Impact on Reading and Literacy

Two conditions found essential for creating a reader

Two conditions found essential for creating a reader are (1) an early environment that offers literary experience, that is, a print-filled environment (books, magazines, newspapers, etc.), and adults reading these materials, and (2) a caring adult to introduce the child to literary pleasure. The public library meets both requirements

Librarians Can Help Parents and Caregivers

Librarians can help parents and caregivers by making available quality books on parenting and appropriate children’s literature, such as lullaby and song books, Mother Goose rhymes, and books showing objects, patterns, and other stimuli.

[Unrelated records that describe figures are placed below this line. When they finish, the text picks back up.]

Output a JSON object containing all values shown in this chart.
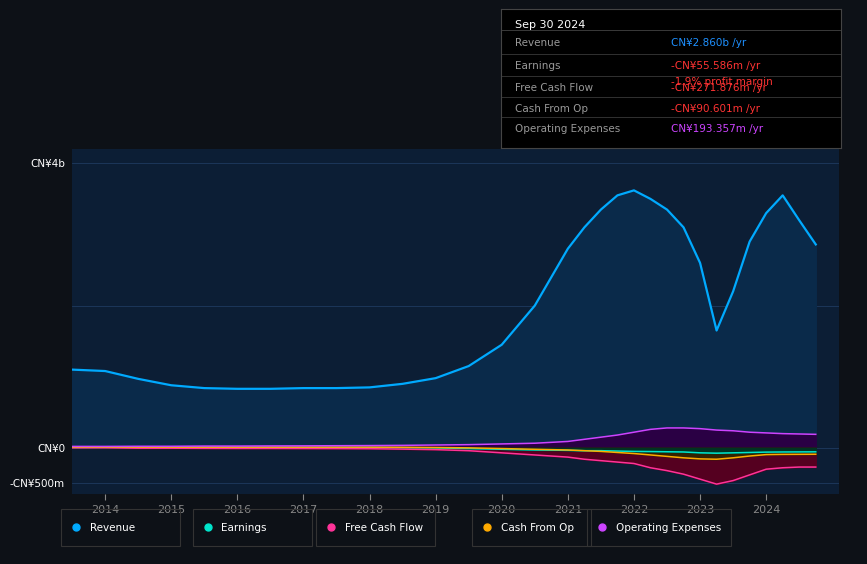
{
  "bg_color": "#0d1117",
  "plot_bg_color": "#0c1e35",
  "grid_color": "#1e3a5f",
  "title_box": {
    "date": "Sep 30 2024",
    "rows": [
      {
        "label": "Revenue",
        "value": "CN¥2.860b",
        "value_color": "#1e90ff",
        "suffix": " /yr",
        "extra": null,
        "extra_color": null
      },
      {
        "label": "Earnings",
        "value": "-CN¥55.586m",
        "value_color": "#ff3333",
        "suffix": " /yr",
        "extra": "-1.9% profit margin",
        "extra_color": "#ff3333"
      },
      {
        "label": "Free Cash Flow",
        "value": "-CN¥271.876m",
        "value_color": "#ff3333",
        "suffix": " /yr",
        "extra": null,
        "extra_color": null
      },
      {
        "label": "Cash From Op",
        "value": "-CN¥90.601m",
        "value_color": "#ff3333",
        "suffix": " /yr",
        "extra": null,
        "extra_color": null
      },
      {
        "label": "Operating Expenses",
        "value": "CN¥193.357m",
        "value_color": "#cc44ff",
        "suffix": " /yr",
        "extra": null,
        "extra_color": null
      }
    ]
  },
  "years": [
    2013.5,
    2014.0,
    2014.5,
    2015.0,
    2015.5,
    2016.0,
    2016.5,
    2017.0,
    2017.5,
    2018.0,
    2018.5,
    2019.0,
    2019.5,
    2020.0,
    2020.5,
    2021.0,
    2021.25,
    2021.5,
    2021.75,
    2022.0,
    2022.25,
    2022.5,
    2022.75,
    2023.0,
    2023.25,
    2023.5,
    2023.75,
    2024.0,
    2024.25,
    2024.5,
    2024.75
  ],
  "revenue": [
    1.1,
    1.08,
    0.97,
    0.88,
    0.84,
    0.83,
    0.83,
    0.84,
    0.84,
    0.85,
    0.9,
    0.98,
    1.15,
    1.45,
    2.0,
    2.8,
    3.1,
    3.35,
    3.55,
    3.62,
    3.5,
    3.35,
    3.1,
    2.6,
    1.65,
    2.2,
    2.9,
    3.3,
    3.55,
    3.2,
    2.86
  ],
  "earnings": [
    0.005,
    0.008,
    0.01,
    0.01,
    0.008,
    0.007,
    0.006,
    0.005,
    0.005,
    0.005,
    0.003,
    0.0,
    -0.01,
    -0.02,
    -0.03,
    -0.035,
    -0.04,
    -0.04,
    -0.045,
    -0.05,
    -0.052,
    -0.055,
    -0.058,
    -0.07,
    -0.075,
    -0.07,
    -0.065,
    -0.06,
    -0.058,
    -0.057,
    -0.056
  ],
  "free_cash_flow": [
    0.0,
    0.0,
    -0.005,
    -0.005,
    -0.007,
    -0.008,
    -0.008,
    -0.009,
    -0.01,
    -0.012,
    -0.018,
    -0.025,
    -0.04,
    -0.07,
    -0.1,
    -0.13,
    -0.16,
    -0.18,
    -0.2,
    -0.22,
    -0.28,
    -0.32,
    -0.37,
    -0.44,
    -0.51,
    -0.46,
    -0.38,
    -0.3,
    -0.28,
    -0.27,
    -0.27
  ],
  "cash_from_op": [
    0.01,
    0.01,
    0.01,
    0.01,
    0.01,
    0.01,
    0.01,
    0.01,
    0.01,
    0.01,
    0.008,
    0.005,
    0.0,
    -0.01,
    -0.02,
    -0.03,
    -0.04,
    -0.05,
    -0.065,
    -0.08,
    -0.1,
    -0.12,
    -0.14,
    -0.155,
    -0.16,
    -0.14,
    -0.115,
    -0.095,
    -0.092,
    -0.091,
    -0.09
  ],
  "operating_expenses": [
    0.02,
    0.02,
    0.022,
    0.022,
    0.025,
    0.025,
    0.027,
    0.028,
    0.03,
    0.032,
    0.035,
    0.04,
    0.045,
    0.055,
    0.065,
    0.09,
    0.12,
    0.15,
    0.18,
    0.22,
    0.26,
    0.28,
    0.28,
    0.27,
    0.25,
    0.24,
    0.22,
    0.21,
    0.2,
    0.195,
    0.19
  ],
  "revenue_color": "#00aaff",
  "earnings_color": "#00e5cc",
  "free_cash_flow_color": "#ff3399",
  "cash_from_op_color": "#ffaa00",
  "operating_expenses_color": "#cc44ff",
  "revenue_fill": "#0a2a4a",
  "earnings_fill": "#003322",
  "free_cash_flow_fill": "#550020",
  "cash_from_op_fill": "#332200",
  "operating_expenses_fill": "#2a0044",
  "y_label_4b": "CN¥4b",
  "y_label_0": "CN¥0",
  "y_label_neg500m": "-CN¥500m",
  "x_ticks": [
    2014,
    2015,
    2016,
    2017,
    2018,
    2019,
    2020,
    2021,
    2022,
    2023,
    2024
  ],
  "legend_items": [
    {
      "label": "Revenue",
      "color": "#00aaff"
    },
    {
      "label": "Earnings",
      "color": "#00e5cc"
    },
    {
      "label": "Free Cash Flow",
      "color": "#ff3399"
    },
    {
      "label": "Cash From Op",
      "color": "#ffaa00"
    },
    {
      "label": "Operating Expenses",
      "color": "#cc44ff"
    }
  ]
}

Librarians can also encourage parents and caregivers to talk, sing, and read to their infants.

Public library programs offer wonderful opportunities for promoting school-readiness skills in children

Public library programs offer wonderful opportunities for promoting school-readiness skills in children and creating positive associations with books while showing parents how important these skills are and how to reinforce them at home.

Parents are given books to read aloud to their children

In family programs at some public libraries, parents are given books to read aloud to their children during the actual sessions. Peer pressure and gentle librarian encouragement inspires them to share the book with their child, even if it is not something that they routinely do at home. However, the hope is that after doing it week after week at the public library, they will grow accustomed to book-sharing behavior and begin reading aloud to their child at home also. Some libraries allow the parents to keep the books, increasing the likelihood that they will continue reading aloud to their child at home.

Children should be ready for school and public libraries may play a vital role in this process

The [author’s] study took place in a Midwestern county with a population of approximately 120.000… Poverty level of the county was 12% and this level even goes higher for under the age of 18 year old children, 14.1%. Approximately 15.000 children were enrolled in K-12 schools in 1999. 30% of these children were eligible for free or reduced fee lunch program (CAPE,2007). These data show that, at-risk children’s number is high enough not to be ignored. These children should be ready for school and public libraries may play a vital role in this process.